The warning came after the bank's governing council announced a formal end to its massive government and corporate bond purchasing scheme after nearly four years, withdrawing an unprecedented crisis-era stimulus measure.
The easy money scheme, known as quantitative easing, has seen the ECB pump €2.6 trillion into the eurozone economy, and is credited with stoking growth and pushing inflation closer towards the bank's goal of just under 2%.
But the end of QE comes at a time when eurozone growth momentum is slowing, weighed down by concerns over a disorderly Brexit, Italy's budget woes and France's 'yellow vest' protests.
Ongoing trade friction sparked by US President Donald Trump's 'America First' policies has also unsettled markets.
"The overall environment, the atmosphere has become one characterised by general uncertainty," Mr Draghi said.
But the Italian central banker was quick to stress that the ECB would continue to support the economy through ultra-low interest rates and by reinvesting the proceeds from maturing bonds for a long time to come - keeping borrowing costs low.
He said the latest data and survey results "have been weaker than expected", partly because of "softer external demand" and "country and sector-specific factors".

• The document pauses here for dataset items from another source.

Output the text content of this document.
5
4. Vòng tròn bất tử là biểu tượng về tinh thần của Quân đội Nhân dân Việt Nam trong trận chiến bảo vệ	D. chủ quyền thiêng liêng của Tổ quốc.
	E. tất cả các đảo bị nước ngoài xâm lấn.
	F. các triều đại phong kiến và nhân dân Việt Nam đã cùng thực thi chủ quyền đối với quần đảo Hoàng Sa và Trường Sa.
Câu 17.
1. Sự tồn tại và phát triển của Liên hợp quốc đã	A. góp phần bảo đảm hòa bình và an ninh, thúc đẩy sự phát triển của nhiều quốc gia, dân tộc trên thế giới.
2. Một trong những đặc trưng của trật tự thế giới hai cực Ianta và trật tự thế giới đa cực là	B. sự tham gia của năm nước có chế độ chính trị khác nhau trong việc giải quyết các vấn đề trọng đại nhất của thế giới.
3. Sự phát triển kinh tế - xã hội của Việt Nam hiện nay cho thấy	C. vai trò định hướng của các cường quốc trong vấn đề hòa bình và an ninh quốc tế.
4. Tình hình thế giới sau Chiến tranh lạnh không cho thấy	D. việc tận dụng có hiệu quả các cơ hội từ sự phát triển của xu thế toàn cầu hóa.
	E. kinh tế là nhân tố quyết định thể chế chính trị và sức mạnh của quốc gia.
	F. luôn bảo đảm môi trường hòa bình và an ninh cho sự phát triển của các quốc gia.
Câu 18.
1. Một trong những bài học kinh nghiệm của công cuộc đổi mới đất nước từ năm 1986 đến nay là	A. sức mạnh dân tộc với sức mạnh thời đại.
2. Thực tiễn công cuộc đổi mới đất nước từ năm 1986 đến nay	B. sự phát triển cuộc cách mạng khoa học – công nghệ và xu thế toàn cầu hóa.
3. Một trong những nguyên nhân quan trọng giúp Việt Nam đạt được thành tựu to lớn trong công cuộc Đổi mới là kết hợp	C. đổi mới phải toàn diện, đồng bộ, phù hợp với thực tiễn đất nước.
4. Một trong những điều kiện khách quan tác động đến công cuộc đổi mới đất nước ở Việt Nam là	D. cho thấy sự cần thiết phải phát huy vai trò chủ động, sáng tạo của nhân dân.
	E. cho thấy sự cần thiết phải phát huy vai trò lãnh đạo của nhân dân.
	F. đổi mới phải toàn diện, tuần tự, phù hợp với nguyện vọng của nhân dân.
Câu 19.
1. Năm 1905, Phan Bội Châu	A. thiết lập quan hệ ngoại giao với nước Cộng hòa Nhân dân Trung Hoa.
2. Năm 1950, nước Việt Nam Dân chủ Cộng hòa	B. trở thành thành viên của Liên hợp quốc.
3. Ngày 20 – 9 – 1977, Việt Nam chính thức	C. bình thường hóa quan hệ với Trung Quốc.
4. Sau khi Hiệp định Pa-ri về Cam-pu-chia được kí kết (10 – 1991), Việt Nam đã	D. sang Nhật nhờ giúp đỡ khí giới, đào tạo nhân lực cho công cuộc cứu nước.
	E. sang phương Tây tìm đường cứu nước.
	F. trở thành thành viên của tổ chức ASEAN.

But he nevertheless expressed "continued confidence" in the eurozone albeit it "with increasing caution".
He stressed that private consumption remained robust, powered by a strong labour market and rising wages.
"Domestic demand also backed by our accommodative monetary policy stance continues to underpin the economic expansion in the euro area," Mr Draghi told reporters in Frankfurt.
"When you look at the economy, you still see the drivers of this recovery are still in place."
Mr Draghi also unveiled the bank's latest growth and inflation forecasts, which for the first time included a look at 2021.
The bank trimmed its growth projections for this year and the next to 1.9% and 1.7% respectively, down from 2% and 1.8% previously.
For 2020, the Frankfurt institution still expects an expansion of 1.7%, before slowing to 1.5% in 2021.
Meanwhile, the ECB expects inflation to ease to 1.6% in 2019 before rising to hit 1.8% in 2021, in line with the bank's target.
Its inflation outlook for 2020 remains unchanged at 1.7%.